PROSSIMO TURNO (19-20-29 dicembre)

HEREDA SAN PABLO BURGOS – BAXI MANRESA
ACUNSA GUIPÚZKOA – HERBALIFE GRAN CANARIA
MONBUS OBRADOIRO – CASADEMONT ZARAGOZA
MORABANC ANDORRA – MOVISTAR ESTUDIANTES
TD SYSTEMS BASKONIA – IBEROSTAR TENERIFE
BARCELLONA – JOVENTUT BADALONA
URBAS FUENLABRADA – RETABET BILBAO
VALENCIA BASKET – UCAM MURCIA
UNICAJA MÁLAGA – COOSUR REAL BETIS (29/12)
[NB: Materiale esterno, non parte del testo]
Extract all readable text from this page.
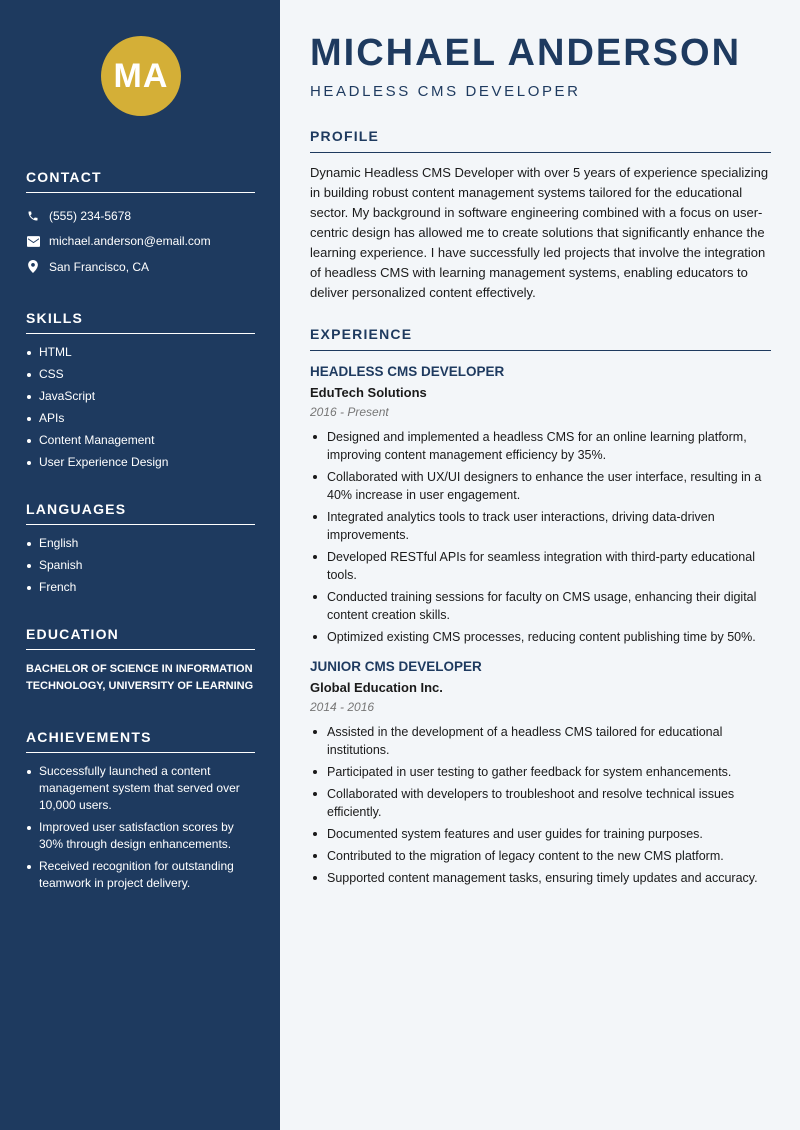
MA
CONTACT
(555) 234-5678
michael.anderson@email.com
San Francisco, CA
SKILLS
HTML
CSS
JavaScript
APIs
Content Management
User Experience Design
LANGUAGES
English
Spanish
French
EDUCATION

BACHELOR OF SCIENCE IN INFORMATION TECHNOLOGY, UNIVERSITY OF LEARNING

ACHIEVEMENTS
Successfully launched a content management system that served over 10,000 users.
Improved user satisfaction scores by 30% through design enhancements.
Received recognition for outstanding teamwork in project delivery.
MICHAEL ANDERSON
HEADLESS CMS DEVELOPER
PROFILE

Dynamic Headless CMS Developer with over 5 years of experience specializing in building robust content management systems tailored for the educational sector. My background in software engineering combined with a focus on user-centric design has allowed me to create solutions that significantly enhance the learning experience. I have successfully led projects that involve the integration of headless CMS with learning management systems, enabling educators to deliver personalized content effectively.

EXPERIENCE
HEADLESS CMS DEVELOPER
EduTech Solutions
2016 - Present
Designed and implemented a headless CMS for an online learning platform, improving content management efficiency by 35%.
Collaborated with UX/UI designers to enhance the user interface, resulting in a 40% increase in user engagement.
Integrated analytics tools to track user interactions, driving data-driven improvements.
Developed RESTful APIs for seamless integration with third-party educational tools.
Conducted training sessions for faculty on CMS usage, enhancing their digital content creation skills.
Optimized existing CMS processes, reducing content publishing time by 50%.
JUNIOR CMS DEVELOPER
Global Education Inc.
2014 - 2016
Assisted in the development of a headless CMS tailored for educational institutions.
Participated in user testing to gather feedback for system enhancements.
Collaborated with developers to troubleshoot and resolve technical issues efficiently.
Documented system features and user guides for training purposes.
Contributed to the migration of legacy content to the new CMS platform.
Supported content management tasks, ensuring timely updates and accuracy.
Ultim’ora: Assegnata la sede della Copa del Rey 2021. Le Final Eight avranno luogo nel Palacio de los Deportes, WiZink Centre, di Madrid dall’11 al 14 febbraio. Real Madrid qualificato di diritto come miglior classificata tra le squadre della Comunidad de Madrid (davanti ad Estudiantes e Fuenlabrada).